Since the pH is given to be 9.30, we can use the equation pH = -log[H+]. We know that the concentration of OH- is equal to [H+], so we can rewrite the equation as:
pOH = -log[OH-]
Now, to calculate pOH, we need to subtract the given pH from 14:
pOH = 14 - 9.30
pOH ≈ 4.70
Now that we have pOH, we can use it to calculate the concentration of OH-. Since pOH is the negative logarithm of the OH- concentration, we can write:
OH- = 10^(-pOH)
OH- = 10^(-4.70)
OH- ≈ 2.99 x 10^(-5) M
Since Mg(OH)2 is a strong electrolyte and dissociates completely, we can assume that the concentration of Mg2+ ions is equal to twice the concentration of OH- ions:
[Mg2+] ≈ 2 × 2.99 x 10^(-5) M
Now, we can substitute this value of [Mg2+] into the expression for the Ksp of Mg(OH)2 to solve for Ksp:
Ksp = [Mg2+] × [OH-]^2
Ksp ≈ (2 × 2.99 x 10^(-5))^2
Ksp ≈ 8.95 x 10^(-9)
And there you have it - the Ksp of Mg(OH)2 is approximately 8.95 x 10^(-9). Voilà!
Remember, chemistry can be a bit tricky, so it's important to approach it with a sense of humor. If you have any more questions, feel free to ask!

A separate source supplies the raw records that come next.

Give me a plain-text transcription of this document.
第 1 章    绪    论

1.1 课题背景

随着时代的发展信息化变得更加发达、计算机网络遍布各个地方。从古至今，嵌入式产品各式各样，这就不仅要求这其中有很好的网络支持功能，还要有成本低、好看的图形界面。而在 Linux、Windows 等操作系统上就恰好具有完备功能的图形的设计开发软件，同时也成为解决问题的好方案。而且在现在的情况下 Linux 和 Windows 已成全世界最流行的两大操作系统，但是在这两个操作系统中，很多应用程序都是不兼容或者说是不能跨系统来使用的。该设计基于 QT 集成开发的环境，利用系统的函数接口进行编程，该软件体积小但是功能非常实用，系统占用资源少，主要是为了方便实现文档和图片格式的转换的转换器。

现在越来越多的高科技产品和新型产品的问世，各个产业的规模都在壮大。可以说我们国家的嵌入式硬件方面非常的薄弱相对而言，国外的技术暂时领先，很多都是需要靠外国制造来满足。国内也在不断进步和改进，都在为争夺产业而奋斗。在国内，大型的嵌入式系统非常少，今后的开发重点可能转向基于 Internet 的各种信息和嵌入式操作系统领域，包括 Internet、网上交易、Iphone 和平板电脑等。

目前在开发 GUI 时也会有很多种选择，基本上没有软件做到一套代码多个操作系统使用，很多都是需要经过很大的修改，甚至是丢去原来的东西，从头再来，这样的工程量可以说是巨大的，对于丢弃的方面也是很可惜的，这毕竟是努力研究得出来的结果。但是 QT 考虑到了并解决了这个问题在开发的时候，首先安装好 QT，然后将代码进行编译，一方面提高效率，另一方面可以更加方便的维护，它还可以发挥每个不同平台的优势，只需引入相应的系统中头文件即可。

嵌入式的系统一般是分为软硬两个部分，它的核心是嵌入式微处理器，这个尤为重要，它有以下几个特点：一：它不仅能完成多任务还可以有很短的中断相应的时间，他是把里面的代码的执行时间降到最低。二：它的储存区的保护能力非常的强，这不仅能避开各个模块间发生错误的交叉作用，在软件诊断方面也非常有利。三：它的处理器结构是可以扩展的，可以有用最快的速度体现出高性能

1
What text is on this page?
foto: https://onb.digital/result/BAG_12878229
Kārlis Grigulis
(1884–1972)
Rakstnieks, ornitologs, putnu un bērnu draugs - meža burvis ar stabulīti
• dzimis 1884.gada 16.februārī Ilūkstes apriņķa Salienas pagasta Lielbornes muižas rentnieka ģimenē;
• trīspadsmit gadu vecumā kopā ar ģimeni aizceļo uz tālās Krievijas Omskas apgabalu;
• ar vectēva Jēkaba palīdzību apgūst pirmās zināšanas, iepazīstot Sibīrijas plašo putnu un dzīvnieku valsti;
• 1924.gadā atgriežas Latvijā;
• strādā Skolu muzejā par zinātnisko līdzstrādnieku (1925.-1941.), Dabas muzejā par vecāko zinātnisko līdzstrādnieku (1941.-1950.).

To calculate the Ksp (solubility product constant) of Mg(OH)2, we first need to understand the equation that represents the dissolution of this compound in water. The balanced chemical equation is:
Mg(OH)2(s) ⇌ Mg2+(aq) + 2OH-(aq)
The solubility product expression is then defined as follows:
Ksp = [Mg2+][OH-]^2
However, in this problem, we are given the pH of the saturated solution formed, rather than the actual concentrations of Mg2+ and OH-. So, we need to use the given pH to determine the concentration of OH- ions in the solution.
The concentration of OH- ions in a solution can be calculated using the following formula:
pOH = -log[OH-]
To obtain the concentration of OH-, we need to calculate the pOH, which is the negative logarithm of the hydroxide ion concentration.

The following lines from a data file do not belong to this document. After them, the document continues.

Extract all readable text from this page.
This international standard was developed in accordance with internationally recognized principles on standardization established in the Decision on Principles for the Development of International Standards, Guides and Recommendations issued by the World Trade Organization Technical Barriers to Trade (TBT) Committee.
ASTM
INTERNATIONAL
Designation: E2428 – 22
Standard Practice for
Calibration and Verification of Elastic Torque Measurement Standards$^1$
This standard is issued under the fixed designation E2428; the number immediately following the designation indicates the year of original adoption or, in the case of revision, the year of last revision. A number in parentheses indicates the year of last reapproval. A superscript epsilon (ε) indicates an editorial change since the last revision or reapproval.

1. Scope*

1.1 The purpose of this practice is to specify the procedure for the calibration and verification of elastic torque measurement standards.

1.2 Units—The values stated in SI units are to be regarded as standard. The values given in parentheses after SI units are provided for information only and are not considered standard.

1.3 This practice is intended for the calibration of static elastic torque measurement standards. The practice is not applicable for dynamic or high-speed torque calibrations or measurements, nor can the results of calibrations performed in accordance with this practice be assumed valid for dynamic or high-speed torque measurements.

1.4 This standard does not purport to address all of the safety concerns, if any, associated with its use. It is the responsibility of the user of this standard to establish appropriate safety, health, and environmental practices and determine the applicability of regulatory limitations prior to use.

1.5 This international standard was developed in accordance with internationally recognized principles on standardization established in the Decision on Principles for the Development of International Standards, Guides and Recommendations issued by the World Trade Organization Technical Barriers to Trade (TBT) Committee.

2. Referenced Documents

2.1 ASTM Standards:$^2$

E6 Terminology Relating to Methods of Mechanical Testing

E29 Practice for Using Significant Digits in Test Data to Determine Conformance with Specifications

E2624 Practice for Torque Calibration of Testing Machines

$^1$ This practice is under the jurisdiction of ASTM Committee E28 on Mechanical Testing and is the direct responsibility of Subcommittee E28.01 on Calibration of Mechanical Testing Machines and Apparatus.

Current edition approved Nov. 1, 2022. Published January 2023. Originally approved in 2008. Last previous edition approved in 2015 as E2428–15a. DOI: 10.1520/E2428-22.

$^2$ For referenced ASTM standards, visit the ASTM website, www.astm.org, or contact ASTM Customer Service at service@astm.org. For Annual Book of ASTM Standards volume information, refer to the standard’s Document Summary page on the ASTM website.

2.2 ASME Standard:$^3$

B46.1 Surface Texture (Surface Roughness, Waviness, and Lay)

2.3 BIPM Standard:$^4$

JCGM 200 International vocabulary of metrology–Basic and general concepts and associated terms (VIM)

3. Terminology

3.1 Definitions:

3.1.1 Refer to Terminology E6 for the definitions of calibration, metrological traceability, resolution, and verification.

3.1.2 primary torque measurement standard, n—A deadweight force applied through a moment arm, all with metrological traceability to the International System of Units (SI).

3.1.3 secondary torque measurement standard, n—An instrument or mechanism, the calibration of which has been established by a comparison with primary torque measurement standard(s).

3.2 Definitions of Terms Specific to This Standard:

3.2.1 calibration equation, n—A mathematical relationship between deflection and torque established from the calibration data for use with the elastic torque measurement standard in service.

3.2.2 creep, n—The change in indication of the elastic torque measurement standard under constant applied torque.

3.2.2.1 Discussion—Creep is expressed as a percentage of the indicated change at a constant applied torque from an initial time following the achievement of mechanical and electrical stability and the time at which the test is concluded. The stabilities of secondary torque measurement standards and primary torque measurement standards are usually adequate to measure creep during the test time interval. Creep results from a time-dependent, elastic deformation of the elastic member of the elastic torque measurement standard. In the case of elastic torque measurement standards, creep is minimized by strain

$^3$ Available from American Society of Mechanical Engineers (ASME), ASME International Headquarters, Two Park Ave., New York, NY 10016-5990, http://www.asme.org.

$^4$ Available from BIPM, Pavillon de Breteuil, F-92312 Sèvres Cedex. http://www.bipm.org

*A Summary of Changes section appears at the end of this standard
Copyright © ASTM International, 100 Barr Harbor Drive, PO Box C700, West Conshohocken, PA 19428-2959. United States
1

Given that the pH of the saturated solution is 9.30, we can calculate the pOH:
pOH = 14 - pH
pOH = 14 - 9.30
pOH = 4.70
Now that we have the pOH, we can find the concentration of OH- ions using the formula:
[OH-] = 10^(-pOH)
[OH-] = 10^(-4.70)
[OH-] = 2.99 x 10^(-5) M
Now, we can plug the concentration of OH- into the solubility product expression and solve for Ksp:
Ksp = [Mg2+][OH-]^2
Ksp = (x)(2.99 x 10^-5)^2
However, since excess solid Mg(OH)2 is present, it can be assumed that all of the Mg(OH)2 dissolves and provides an equal concentration of Mg2+ ions in the solution. Hence, we can substitute [Mg2+] with 2[OH-] in the Ksp expression:
Ksp = (2[OH-])([OH-])^2
Ksp = 2([OH-])^3
Ksp = 2(2.99 x 10^-5)^3
Ksp = 5.37 x 10^-16
Therefore, the solubility product constant (Ksp) for Mg(OH)2 is 5.37 x 10^-16.